Chapitre 52 : Sur les terres des guerrières du nord

192 35 3
                                    


Les dragons conservèrent leur apparence reptilienne, plus résistante au froid que leur enveloppe humaine. Les plus âgés proposèrent à Aurélius d'aller chasser pour se remplir l'estomac, ce que le dragon doré accepta avec une bonne humeur contagieuse. Willow ne l'accompagna pas car Aymeric le désigna de corvée de cuisine avec Alaman, à son grand regret.

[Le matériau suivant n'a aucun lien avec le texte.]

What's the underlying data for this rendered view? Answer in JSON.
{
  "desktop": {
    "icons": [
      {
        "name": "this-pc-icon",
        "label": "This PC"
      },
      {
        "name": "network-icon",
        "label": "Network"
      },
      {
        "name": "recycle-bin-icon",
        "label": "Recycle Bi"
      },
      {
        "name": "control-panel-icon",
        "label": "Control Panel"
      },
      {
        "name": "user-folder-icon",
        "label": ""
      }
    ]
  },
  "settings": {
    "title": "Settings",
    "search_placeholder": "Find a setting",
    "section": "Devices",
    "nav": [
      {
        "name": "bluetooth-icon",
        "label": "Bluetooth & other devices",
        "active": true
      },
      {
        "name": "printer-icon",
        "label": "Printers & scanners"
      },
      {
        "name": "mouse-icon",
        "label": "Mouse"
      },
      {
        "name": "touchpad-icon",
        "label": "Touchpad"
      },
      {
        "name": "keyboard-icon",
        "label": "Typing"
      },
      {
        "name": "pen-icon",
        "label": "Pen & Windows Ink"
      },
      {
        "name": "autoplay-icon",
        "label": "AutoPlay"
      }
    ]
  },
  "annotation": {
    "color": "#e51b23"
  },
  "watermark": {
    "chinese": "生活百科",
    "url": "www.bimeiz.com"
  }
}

Le jeune homme appréciait la compagnie du rouquin, jusqu'à un certain point. Le bavardage incessant d'Alaman finissait par lui mettre les nerfs en pelote. Il ne se taisait jamais, même pour cuisiner ! Il racontait tout et n'importe quoi, des souvenirs de jeunesse en passant par les blagues grivoises. Willow regretta vite le hurlement du vent dans ses oreilles lors du vol.
- Les années ne t'ont pas rendu plus bavard, remarqua Alaman.

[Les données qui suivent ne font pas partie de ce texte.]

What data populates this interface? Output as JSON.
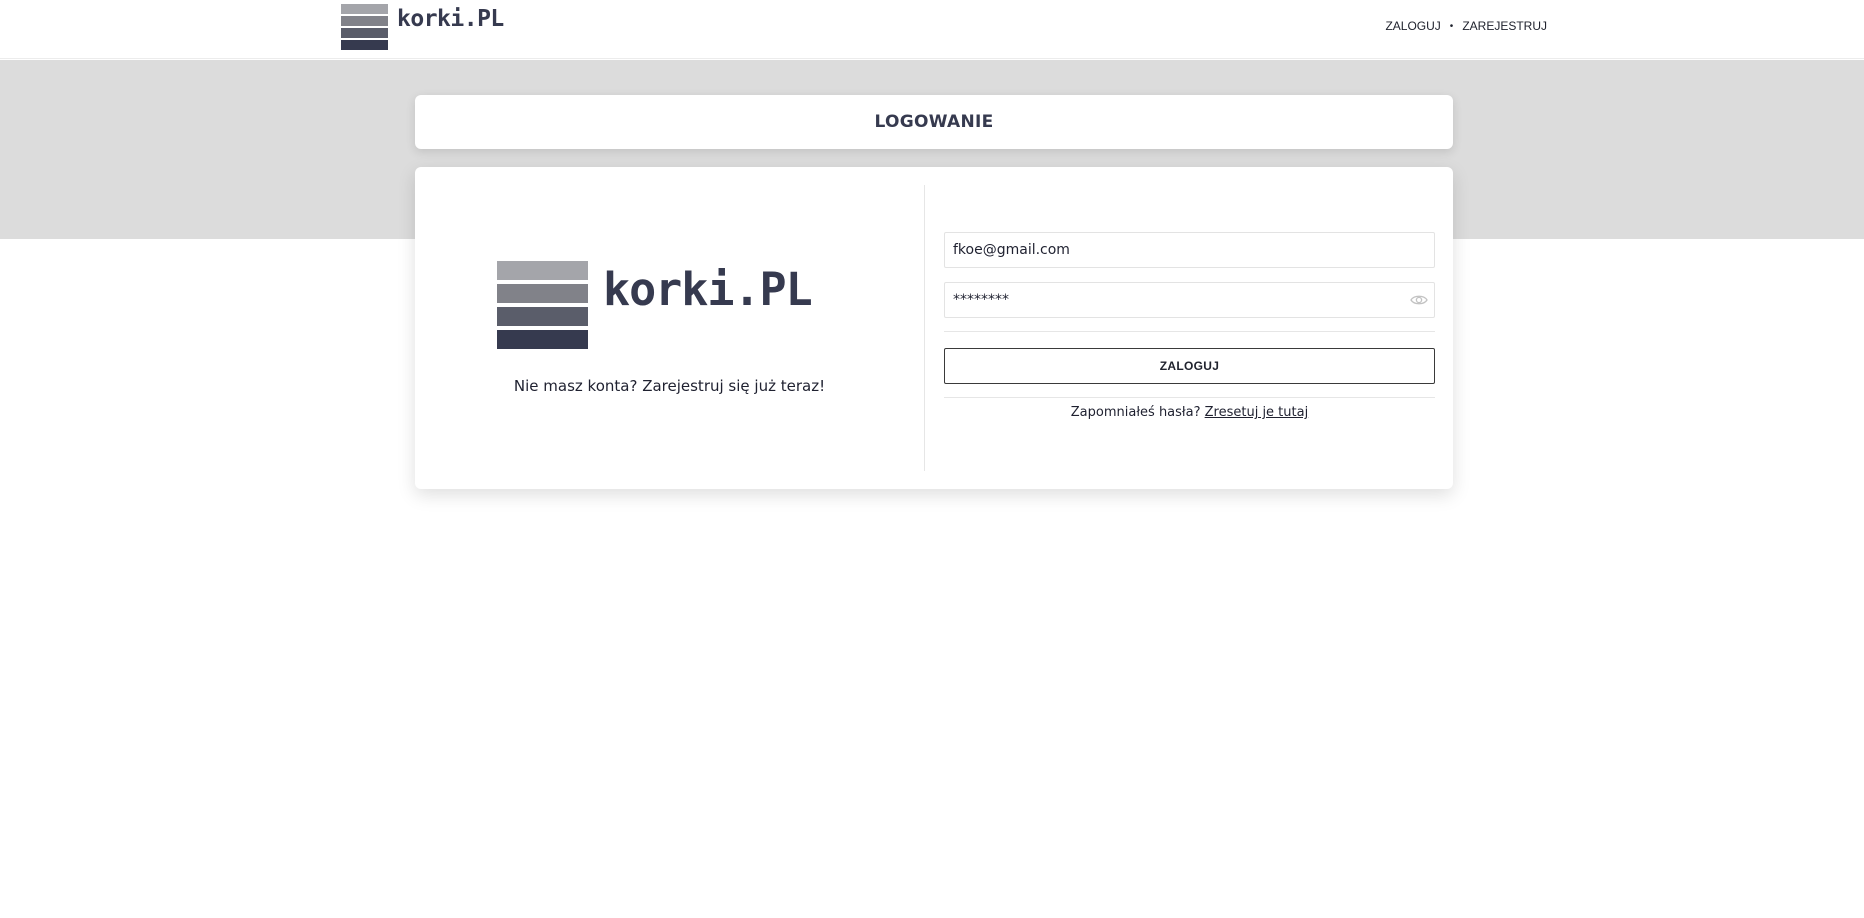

- Un certain proverbe dit que le silence est d'or.
- Pourtant je te vois souvent discuter à table, avec tes amis et ta sœur.
Le chevalier dragon marquait un point. Willow admettait volontiers qu'échanger avec Nerva, Omphale ou même Kalam lors des repas ne le gênait pas. Il s'exécutait même avec naturel, sans dissimuler ses mots. C'était le seul moment de la journée où il acceptait d'être sociable. Se remplir le ventre le mettait toujours de bonne humeur et l'aidait de se dérider, ça devait être l'explication.

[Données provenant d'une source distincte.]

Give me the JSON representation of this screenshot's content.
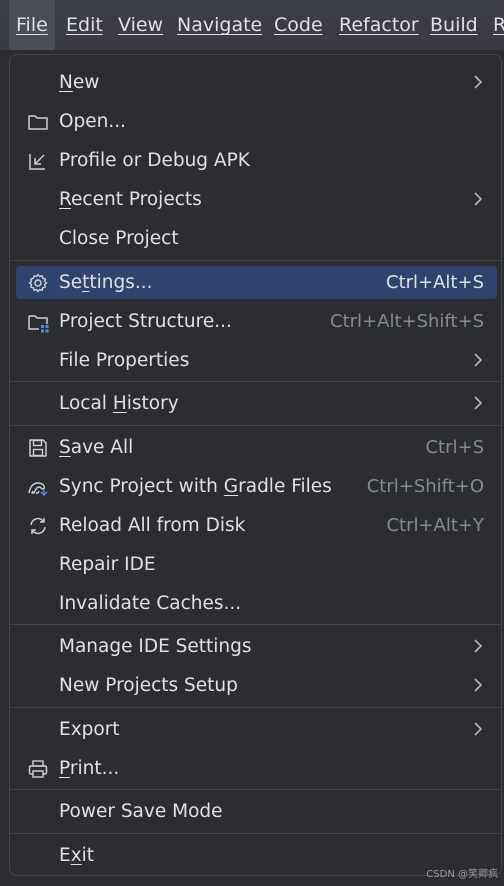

A l'époque où Amagmalion le formait, il recevait de petites rations de nourriture. Les portions devenaient plus conséquentes s'il effectuait du bon travail ou s'il progressait dans son entraînement. Elles réduisaient s'il commettait une faute ou s'il prenait du retard. On l'avait dressé aux récompenses, comme les chiens. En se penchant sur son passé, pas étonnant que la nourriture le place dans d'excellentes dispositions.
- Qu'est-ce que tu as dans la tête bonhomme ? s'enquit Alaman.
- Je suis trop vieux pour que tu me surnommes encore bonhomme.
- Tant que je serais plus vieux que toi, et la tendance n'est pas prête de s'inverser, je te surnommerais bonhomme. C'est le privilège des anciens !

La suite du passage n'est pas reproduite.